• Mycobacterium tuberculosis isolates from Rio de Janeiro reveal unusually low correlation between pyrazinamide resistance and mutations in the pncA gene.

      Bhuju, Sabin; Fonseca, Leila de Souza; Marsico, Anna Grazia; de Oliveira Vieira, Gisele Betzler; Sobral, Luciana Fonseca; Stehr, Matthias; Singh, Mahavir; Saad, Maria Helena Féres; Department of Genome Analytics, Helmholtz Centre for Infection Research, Braunschweig, Germany. (2013-06-14)

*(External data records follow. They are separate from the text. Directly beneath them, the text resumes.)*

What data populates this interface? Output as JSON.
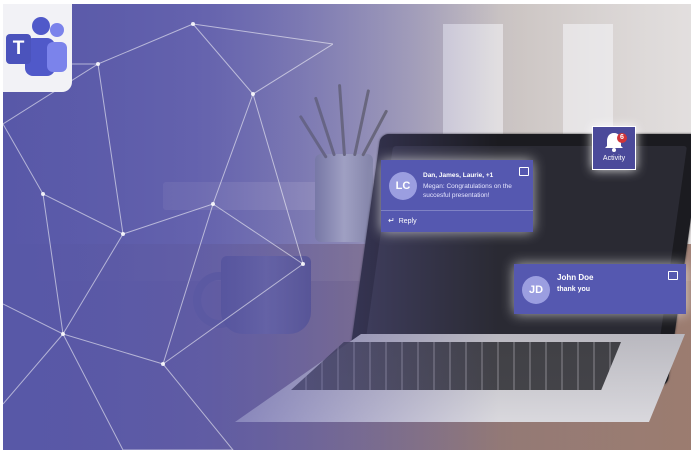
{
  "logo": {
    "letter": "T",
    "icon": "teams-logo-icon",
    "brand_color": "#4b53bc"
  },
  "activity": {
    "label": "Activity",
    "count": "6",
    "icon": "bell-icon"
  },
  "notifications": [
    {
      "avatar": "LC",
      "sender": "Dan, James, Laurie, +1",
      "message": "Megan: Congratulations on the succesful presentation!",
      "action": "Reply",
      "action_icon": "reply-icon",
      "chat_icon": "chat-icon"
    },
    {
      "avatar": "JD",
      "sender": "John Doe",
      "message": "thank you",
      "chat_icon": "chat-icon"
    }
  ],
  "colors": {
    "card": "#5558b0",
    "badge": "#d13438",
    "overlay": "#5a5aa8"
  }
}
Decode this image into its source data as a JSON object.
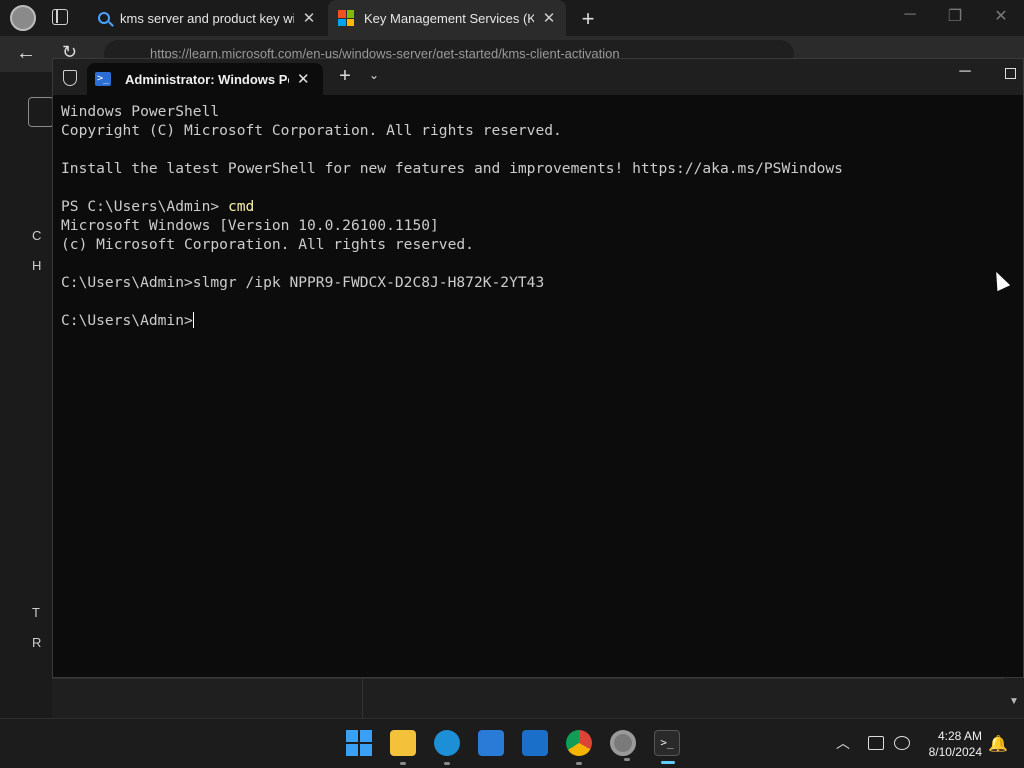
{
  "browser": {
    "tabs": [
      {
        "title": "kms server and product key windows",
        "icon": "search-icon"
      },
      {
        "title": "Key Management Services (KMS) client activation",
        "icon": "microsoft-logo-icon"
      }
    ],
    "url": "https://learn.microsoft.com/en-us/windows-server/get-started/kms-client-activation",
    "sidebar_labels": [
      "C",
      "H",
      "T",
      "R"
    ]
  },
  "terminal": {
    "tab_title": "Administrator: Windows PowerShell",
    "lines": [
      {
        "text": "Windows PowerShell"
      },
      {
        "text": "Copyright (C) Microsoft Corporation. All rights reserved."
      },
      {
        "text": ""
      },
      {
        "text": "Install the latest PowerShell for new features and improvements! https://aka.ms/PSWindows"
      },
      {
        "text": ""
      },
      {
        "prompt": "PS C:\\Users\\Admin> ",
        "cmd": "cmd"
      },
      {
        "text": "Microsoft Windows [Version 10.0.26100.1150]"
      },
      {
        "text": "(c) Microsoft Corporation. All rights reserved."
      },
      {
        "text": ""
      },
      {
        "text": "C:\\Users\\Admin>slmgr /ipk NPPR9-FWDCX-D2C8J-H872K-2YT43"
      },
      {
        "text": ""
      },
      {
        "text": "C:\\Users\\Admin>",
        "cursor": true
      }
    ]
  },
  "taskbar": {
    "apps": [
      {
        "name": "start-button",
        "icon": "windows-logo-icon"
      },
      {
        "name": "file-explorer",
        "icon": "folder-icon",
        "state": "running"
      },
      {
        "name": "edge",
        "icon": "edge-icon",
        "state": "running"
      },
      {
        "name": "microsoft-store",
        "icon": "store-icon"
      },
      {
        "name": "outlook",
        "icon": "outlook-icon"
      },
      {
        "name": "chrome",
        "icon": "chrome-icon",
        "state": "running"
      },
      {
        "name": "settings",
        "icon": "gear-icon",
        "state": "running"
      },
      {
        "name": "terminal",
        "icon": "terminal-icon",
        "state": "active"
      }
    ],
    "time": "4:28 AM",
    "date": "8/10/2024"
  },
  "colors": {
    "console_bg": "#0c0c0c",
    "console_text": "#cccccc",
    "command_text": "#f9f1a5",
    "accent": "#60cdff"
  }
}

      It has been widely accepted, that pyrazinamide (PZA) resistance in Mycobacterium tuberculosis is correlated with mutations in the pncA gene. But since years researchers have been puzzled by the fact that up to 30% of PZA resistant strains do not show any correlation between PZA resistance and mutations in the pncA gene, and thus may vary with geographic area. The objective of the study was to investigate the correlation between PZA susceptibility and mutations in pncA gene in M. tuberculosis isolates from individuals living in a highly endemic area. Therefore we analyzed drug resistant and multidrug resistant (MDR) isolates from patients in Rio de Janeiro, Brazil. From a total of 97 clinical isolates of M. tuberculosis 35 were identified as PZA resistant, 24/35 strains did not show PZase activity and 15/24 (62.5%) strains possess mutation in the pncA gene. This is a low correlation between PZA resistance and PZase activity (68.6%) and even lower correlation between PZA resistance and the presence of mutation in pncA gene (45.7%). Most of the mutations found were conserved near the active site or metal binding site of PZase. The 146A>C mutation was found both in PZA resistant and susceptible isolates, suggesting that this mutation may not fully associated with PZA resistance. Of the mutations found, three have not been previously described. The insertions 192-193 TCCTCGTC and 388-389 AGGTCGATG, although found before, here was found to be a short tandem repeat and in one strain, insertion of the IS6110 was observed 55nt upstream of the gene. All PZA resistant isolates had no mutation in the gene coding ribosomal protein S1 (rpsA), which has recently been proposed as alternate target for pyrazinoic acid (POA). The results show a low association of PZA resistance and pncA gene mutations in a selected patient group from an highly endemic area. Our findings point out that the phenotypic susceptibility testing remains important for the detection of PZA-resistant M. tuberculosis.